If you call your website “RedState,” shouldn’t its stories reflect what readers in Trump-voting red states want to see? That’s not a hard question for Salem Media Group, the Christian broadcasting company that owns RedState.com and other influential conservative properties, including Regnery Publishing. So RedState has just liquidated most of its anti-Trump writers, while saving money, too. According to the site’s disgruntled founder, Erick Erickson, RedState has had two tiers of writers on contract, and the pricier ones are mostly getting “tossed.”

Erickson left RedState when Salem acquired it, and there’s no love lost between them. After this latest “mass purge,” Erickson says “RedState is all but dead now.” Where RedState had once been “about collaborating between all sides of the GOP,” under Salem “the grassroots focus went away… in favor of clickbait with analysis.”

Unfortunately for Erickson, the GOP is not a party with a variety of “sides,” it is the party of Donald Trump, to an overwhelming degree. The president is more popular than ever with the evangelical voters who are the bedrock of the modern Republican Party–in a recent poll he commanded 75 percent support among white evangelicals. Those are the grassroots, and Salem understands them very well, which is why the broadcaster was in a position to acquire things like RedState and Regnery.

Erickson belongs to the curious coterie of Republican media figures who present themselves as spokesmen for conservatism, and even claim to represent “all sides,” when in reality they are profoundly out of touch with the right. Erickson proved this in early 2016 when he took part in National Review’s “Against Trump” symposium, an attempt to destroy the Trump movement before it could win its first victory in that winter’s primaries. Not a single pro-Trump viewpoint was included in that issue.

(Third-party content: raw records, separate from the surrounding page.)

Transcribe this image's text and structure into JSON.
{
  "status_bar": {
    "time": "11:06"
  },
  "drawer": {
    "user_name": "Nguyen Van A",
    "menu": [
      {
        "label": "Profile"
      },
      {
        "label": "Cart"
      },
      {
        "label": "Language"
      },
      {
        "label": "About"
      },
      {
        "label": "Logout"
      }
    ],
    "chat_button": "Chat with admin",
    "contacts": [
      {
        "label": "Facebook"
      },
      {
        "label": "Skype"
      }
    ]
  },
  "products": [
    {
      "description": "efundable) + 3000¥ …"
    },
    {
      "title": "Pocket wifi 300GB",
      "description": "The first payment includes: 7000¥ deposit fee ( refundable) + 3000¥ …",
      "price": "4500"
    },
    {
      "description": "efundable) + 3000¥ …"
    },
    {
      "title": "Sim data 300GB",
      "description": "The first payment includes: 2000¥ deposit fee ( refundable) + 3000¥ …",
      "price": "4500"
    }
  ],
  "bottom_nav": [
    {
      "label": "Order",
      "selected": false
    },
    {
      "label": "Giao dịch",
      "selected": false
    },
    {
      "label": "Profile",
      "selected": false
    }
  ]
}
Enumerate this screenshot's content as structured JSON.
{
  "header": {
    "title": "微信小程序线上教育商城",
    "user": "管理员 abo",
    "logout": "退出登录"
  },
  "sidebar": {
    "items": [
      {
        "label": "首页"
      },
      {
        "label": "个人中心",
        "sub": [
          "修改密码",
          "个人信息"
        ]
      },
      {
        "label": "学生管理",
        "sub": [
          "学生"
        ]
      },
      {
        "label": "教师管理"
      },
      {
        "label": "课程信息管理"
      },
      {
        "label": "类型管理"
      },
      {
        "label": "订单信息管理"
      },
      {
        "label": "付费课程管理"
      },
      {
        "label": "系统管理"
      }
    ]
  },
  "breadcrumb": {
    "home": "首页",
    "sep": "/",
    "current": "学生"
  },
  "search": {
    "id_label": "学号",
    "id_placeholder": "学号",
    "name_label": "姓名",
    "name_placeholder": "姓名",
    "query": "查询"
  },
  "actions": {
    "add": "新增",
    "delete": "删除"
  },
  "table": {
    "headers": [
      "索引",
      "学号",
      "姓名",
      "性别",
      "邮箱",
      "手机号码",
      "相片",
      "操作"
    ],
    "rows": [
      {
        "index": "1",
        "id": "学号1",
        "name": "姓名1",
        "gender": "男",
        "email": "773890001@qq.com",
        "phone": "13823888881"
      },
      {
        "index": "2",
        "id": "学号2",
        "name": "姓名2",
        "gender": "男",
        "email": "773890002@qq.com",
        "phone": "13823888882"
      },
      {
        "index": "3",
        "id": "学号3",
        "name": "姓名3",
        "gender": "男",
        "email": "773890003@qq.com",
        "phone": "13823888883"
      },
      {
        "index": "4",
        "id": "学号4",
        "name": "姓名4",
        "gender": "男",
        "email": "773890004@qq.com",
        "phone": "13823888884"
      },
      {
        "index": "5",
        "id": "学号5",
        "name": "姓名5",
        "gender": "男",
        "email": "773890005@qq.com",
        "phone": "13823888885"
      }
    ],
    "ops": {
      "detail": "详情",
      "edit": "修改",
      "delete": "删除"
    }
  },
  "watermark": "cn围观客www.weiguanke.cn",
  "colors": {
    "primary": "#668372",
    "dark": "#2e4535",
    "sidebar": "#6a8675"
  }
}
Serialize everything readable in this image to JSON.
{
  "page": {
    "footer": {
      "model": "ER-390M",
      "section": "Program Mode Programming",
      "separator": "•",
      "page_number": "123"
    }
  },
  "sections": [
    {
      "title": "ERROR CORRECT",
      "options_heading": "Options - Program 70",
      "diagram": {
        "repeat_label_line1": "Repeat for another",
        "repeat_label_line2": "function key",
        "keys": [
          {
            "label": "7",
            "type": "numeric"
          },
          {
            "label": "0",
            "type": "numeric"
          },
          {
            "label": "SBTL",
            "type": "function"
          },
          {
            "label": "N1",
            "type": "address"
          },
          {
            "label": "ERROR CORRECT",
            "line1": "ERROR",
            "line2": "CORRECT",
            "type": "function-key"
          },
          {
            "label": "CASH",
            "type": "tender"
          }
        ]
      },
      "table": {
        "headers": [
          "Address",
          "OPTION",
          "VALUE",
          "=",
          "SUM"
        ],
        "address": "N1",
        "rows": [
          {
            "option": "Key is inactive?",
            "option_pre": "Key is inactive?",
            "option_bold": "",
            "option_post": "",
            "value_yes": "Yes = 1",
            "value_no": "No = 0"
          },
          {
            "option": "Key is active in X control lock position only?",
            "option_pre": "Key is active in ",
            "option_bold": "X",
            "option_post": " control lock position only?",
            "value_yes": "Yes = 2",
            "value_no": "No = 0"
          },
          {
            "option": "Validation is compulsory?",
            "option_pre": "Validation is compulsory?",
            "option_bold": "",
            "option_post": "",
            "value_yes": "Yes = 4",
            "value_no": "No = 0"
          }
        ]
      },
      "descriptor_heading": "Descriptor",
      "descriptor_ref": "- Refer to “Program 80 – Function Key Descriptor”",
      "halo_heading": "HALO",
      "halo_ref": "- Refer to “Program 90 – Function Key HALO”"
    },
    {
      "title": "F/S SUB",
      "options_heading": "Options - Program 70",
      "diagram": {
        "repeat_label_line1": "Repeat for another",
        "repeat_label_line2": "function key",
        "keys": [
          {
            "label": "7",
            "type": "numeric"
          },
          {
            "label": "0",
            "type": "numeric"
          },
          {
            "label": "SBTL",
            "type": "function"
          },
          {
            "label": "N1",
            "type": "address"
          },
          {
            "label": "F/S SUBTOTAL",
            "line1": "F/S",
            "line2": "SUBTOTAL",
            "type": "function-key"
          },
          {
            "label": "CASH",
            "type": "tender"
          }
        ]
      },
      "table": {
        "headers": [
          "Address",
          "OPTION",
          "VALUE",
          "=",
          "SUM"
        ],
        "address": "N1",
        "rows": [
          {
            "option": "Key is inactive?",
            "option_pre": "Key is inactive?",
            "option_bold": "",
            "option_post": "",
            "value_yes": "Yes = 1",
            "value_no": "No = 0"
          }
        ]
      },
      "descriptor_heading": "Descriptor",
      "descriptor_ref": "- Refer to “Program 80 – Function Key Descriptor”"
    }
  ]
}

Salem is not purging the right but balancing it out by giving a voice to the pro-Trump majority for whom media conservatives like Erickson do not speak. This is sound business sense, and it’s not as if NeverTrump writers are ever short of places to publish: the rise and fall and rise again of Kevin Williamson has demonstrated as much. Erickson and his fired RedState friends are not about to be silenced, much as he may resent the fact that other voices are now louder than theirs. The irony is that these are not red state conservatives at all, but blue-state, blue-city, or blue-media conservatives. Perhaps someone will start a new website to reflect that, if it can find an audience. The business brains at Salem don’t think there is one, and they’re most likely right.